Stephen Hawking: Forget Mars – humans can conquer MILKY WAY by 2200 | Science | News


In his final book Prof Hawking left behind a series of forecasts and warnings which could effect the human race.

One such problem is that Earth is becoming overpopulated and runaway climate change will destroy our planet.

For this reason, many experts such as Elon Musk and NASA have set their sights on colonising nearby celestial bodies such as Mars and the moon in order to ensure humanity’s future.

Prof Hawking, however, left behind much more ambitious missions, and believes in as little as 200 years, humans will have conquered interstellar travel and can begin colonising the Milky Way.

In his final book, Brief Answers to the Big Questions, Prof Hawking says humanity’s first stop outside of the solar system could be Proxima b – some 25 TRILLION miles away.

With todays technology, it could take up to three million years to reach the planet orbiting Proxima Centauri, but in 200 years it could take as little as a decade, says the former theoretical physicist.

Prof Hawking wrote: “Proxima b, for example, … is the closest exoplanet to Earth but still four and a half light years away, and recent research indicates that it has some similarities to Earth.

“Travelling to these candidate worlds isn’t possible perhaps with today’s technology, but by using our imagination, we can make interstellar travel a long-term aim – in the next 200 to 500 years.”

The former Cambridge professor also claimed in his book that God does not exist.

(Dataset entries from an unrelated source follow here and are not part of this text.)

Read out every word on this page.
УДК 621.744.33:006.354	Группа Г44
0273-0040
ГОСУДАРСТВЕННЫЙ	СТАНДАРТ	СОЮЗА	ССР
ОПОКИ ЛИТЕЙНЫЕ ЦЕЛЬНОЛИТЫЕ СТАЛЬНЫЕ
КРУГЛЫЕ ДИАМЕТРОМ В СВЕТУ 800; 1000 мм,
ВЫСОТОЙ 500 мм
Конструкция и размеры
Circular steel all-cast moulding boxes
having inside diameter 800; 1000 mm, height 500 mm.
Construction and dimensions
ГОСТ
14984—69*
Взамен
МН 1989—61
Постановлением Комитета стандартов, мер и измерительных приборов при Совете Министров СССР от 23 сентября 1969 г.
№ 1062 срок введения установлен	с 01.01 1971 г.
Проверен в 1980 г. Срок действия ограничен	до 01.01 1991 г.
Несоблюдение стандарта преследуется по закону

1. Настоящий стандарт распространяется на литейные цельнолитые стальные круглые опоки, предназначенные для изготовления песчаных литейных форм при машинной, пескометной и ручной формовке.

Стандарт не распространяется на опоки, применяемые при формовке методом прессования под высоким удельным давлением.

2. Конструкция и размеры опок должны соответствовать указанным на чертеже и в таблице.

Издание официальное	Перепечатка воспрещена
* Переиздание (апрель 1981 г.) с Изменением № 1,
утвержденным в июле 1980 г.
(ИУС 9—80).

He described his claim there is no afterlife or higher power as a “profound realisation”.

Professor Hawking wrote in the newly-published book: “We are free to believe what we want, and it’s my view that the simplest explanation is that there is no God.

“No one created the universe and no one directs our fate.

“This leads me to a profound realisation: there is probably no heaven and afterlife either.

“I think belief in the afterlife is just wishful thinking.”

Professor Hawking died at the age of 76 in the early hours of March 14 following a long battle with motor neurone disease.

He suffered from a rare early-onset slow-progressing form of amyotrophic lateral sclerosis (ALS), also known as motor neurone disease or Lou Gehrig’s disease.

He was diagnosed with MND in 1963 at the age of 21.

Doctors expected him to live for only two more years, but he had a form of the disease which progressed more slowly than usual.